Storm water chambers enable retail development in Toronto
Engineers from Terrafix Geosynthetics needed a high-strength, high-volume underground storm water management system to support construction of a 600,000-sq-ft retail center in Toronto. The Stockyards development will be home to a host of premier retailers, serving more than 186,000 residents in the primary trade area and 447,000 within 5 km when it opens in the fall of 2013.
Along with handling and storing site runoff efficiently, the system also needed to protect municipal storm sewers.
The project demanded a small storm water footprint with enough capacity to store the runoff from the shopping area and parking lots. Additionally, a system flexible enough to work with the existing site infrastructure, including a storage tank and large-diameter underground pipe, was needed.
An added challenge was posed by the fact that the system would need to be strong enough to be buried 24 ft below a surface loading dock.
Selection and Solution
Consultation between Triton Stormwater Solutions’ engineering staff and Terrafix Geosynthetics led to the selection of the double-stack configuration. Triton’s underground chambers are independently tested and approved for such a stacked configuration, allowing engineers to dramatically increase the amount of storage without expanding the project site. In the case of the Stockyards project, the small-footprint system was able to achieve 22,000 cu meters of storage in just a 20-by-70-meter area.
The system’s flexibility also was critical to the project’s success. The challenge presented by the large-diameter inlet pipe was turned into an advantage—project engineers used the pipe as a preliminary main header row. Water was gathered in the large pipe and then fed to smaller main header rows ahead of each distribution row.
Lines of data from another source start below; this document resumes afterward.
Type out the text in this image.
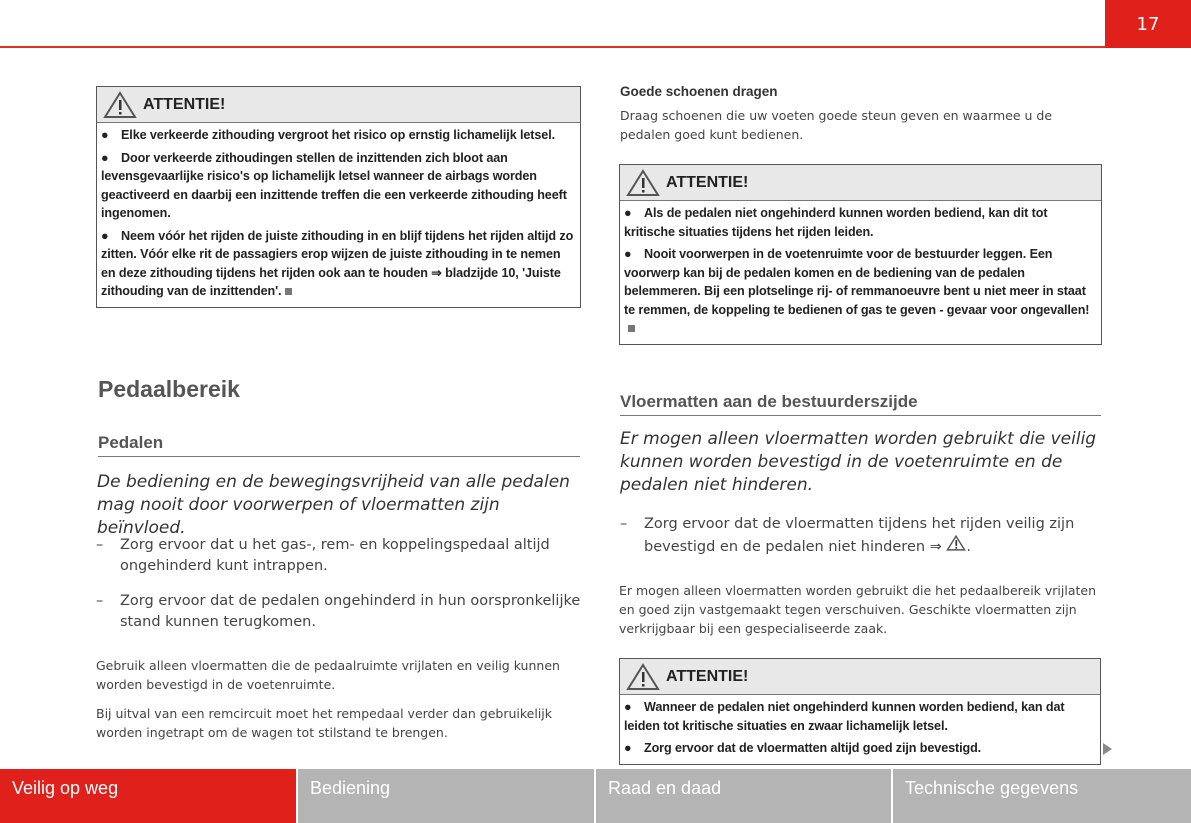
17
ATTENTIE!

● Elke verkeerde zithouding vergroot het risico op ernstig lichamelijk letsel.

● Door verkeerde zithoudingen stellen de inzittenden zich bloot aan levensgevaarlijke risico's op lichamelijk letsel wanneer de airbags worden geactiveerd en daarbij een inzittende treffen die een verkeerde zithouding heeft ingenomen.

● Neem vóór het rijden de juiste zithouding in en blijf tijdens het rijden altijd zo zitten. Vóór elke rit de passagiers erop wijzen de juiste zithouding in te nemen en deze zithouding tijdens het rijden ook aan te houden ⇒ bladzijde 10, 'Juiste zithouding van de inzittenden'.

Pedaalbereik
Pedalen
De bediening en de bewegingsvrijheid van alle pedalen mag nooit door voorwerpen of vloermatten zijn beïnvloed.
–	Zorg ervoor dat u het gas-, rem- en koppelingspedaal altijd ongehinderd kunt intrappen.
–	Zorg ervoor dat de pedalen ongehinderd in hun oorspronkelijke stand kunnen terugkomen.
Gebruik alleen vloermatten die de pedaalruimte vrijlaten en veilig kunnen worden bevestigd in de voetenruimte.
Bij uitval van een remcircuit moet het rempedaal verder dan gebruikelijk worden ingetrapt om de wagen tot stilstand te brengen.
Goede schoenen dragen
Draag schoenen die uw voeten goede steun geven en waarmee u de pedalen goed kunt bedienen.
ATTENTIE!

● Als de pedalen niet ongehinderd kunnen worden bediend, kan dit tot kritische situaties tijdens het rijden leiden.

● Nooit voorwerpen in de voetenruimte voor de bestuurder leggen. Een voorwerp kan bij de pedalen komen en de bediening van de pedalen belemmeren. Bij een plotselinge rij- of remmanoeuvre bent u niet meer in staat te remmen, de koppeling te bedienen of gas te geven - gevaar voor ongevallen!

Vloermatten aan de bestuurderszijde
Er mogen alleen vloermatten worden gebruikt die veilig kunnen worden bevestigd in de voetenruimte en de pedalen niet hinderen.
–	Zorg ervoor dat de vloermatten tijdens het rijden veilig zijn bevestigd en de pedalen niet hinderen ⇒ .
Er mogen alleen vloermatten worden gebruikt die het pedaalbereik vrijlaten en goed zijn vastgemaakt tegen verschuiven. Geschikte vloermatten zijn verkrijgbaar bij een gespecialiseerde zaak.
ATTENTIE!

● Wanneer de pedalen niet ongehinderd kunnen worden bediend, kan dat leiden tot kritische situaties en zwaar lichamelijk letsel.

● Zorg ervoor dat de vloermatten altijd goed zijn bevestigd.

Veilig op weg	Bediening	Raad en daad	Technische gegevens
By doing this, not only were initial project costs contained within budget, but the innovative system design also will save money down the road. Because the Triton main header row design could be used, the advantages it offers were preserved. Storm water sediments will be able to settle out on the specially designed main header row floor for easy removal through integral maintenance ports, protecting the distribution rows from debris buildup and the resultant sediment clogs that cause drainage problems—and added expense.
The project also featured a special oil separator as part of the inflow, allowing the system to be used to remove hydrocarbons from the incoming storm water. This will help protect downstream water quality without costly post-storage mitigation. The ability of the system to work with a wide range of pre-treatment devices makes it a good choice for areas with strict water quality regulations or specific environmental concerns.
After initial site preparation, the double stack of nearly 2,000 chambers was placed in a day and a half by a crew from Topsite Contracting Ltd. A PVC non-molded liner and non-woven geotext fabric, along with layers of 2-in. crushed stone, were used to support the storage and drainage at the site.
The combination of the chambers and the impervious fabric layer served as a low-cost alternative to the originally proposed concrete holding reservoir. Water will be held instead in the storage area and pumped out intermittently to maintain the desired outflow from the site and to protect the city’s storm sewers.
“The Triton system was a cost-effective solution,” said Rob Hughes of Terrafix. “The chambers were extremely lightweight and could be set in place by hand, without any mechanical assistance. The installation was easy and ran smoothly.”
Because of the chambers’ strength, the crushed stone could be quickly spread with rock-slinger trucks, reducing the time needed for this phase of the installation by nearly half.
“Working with the Triton chambers and staff was a good experience,” Hughes said. “Everything stayed on schedule, and that kept the client happy.”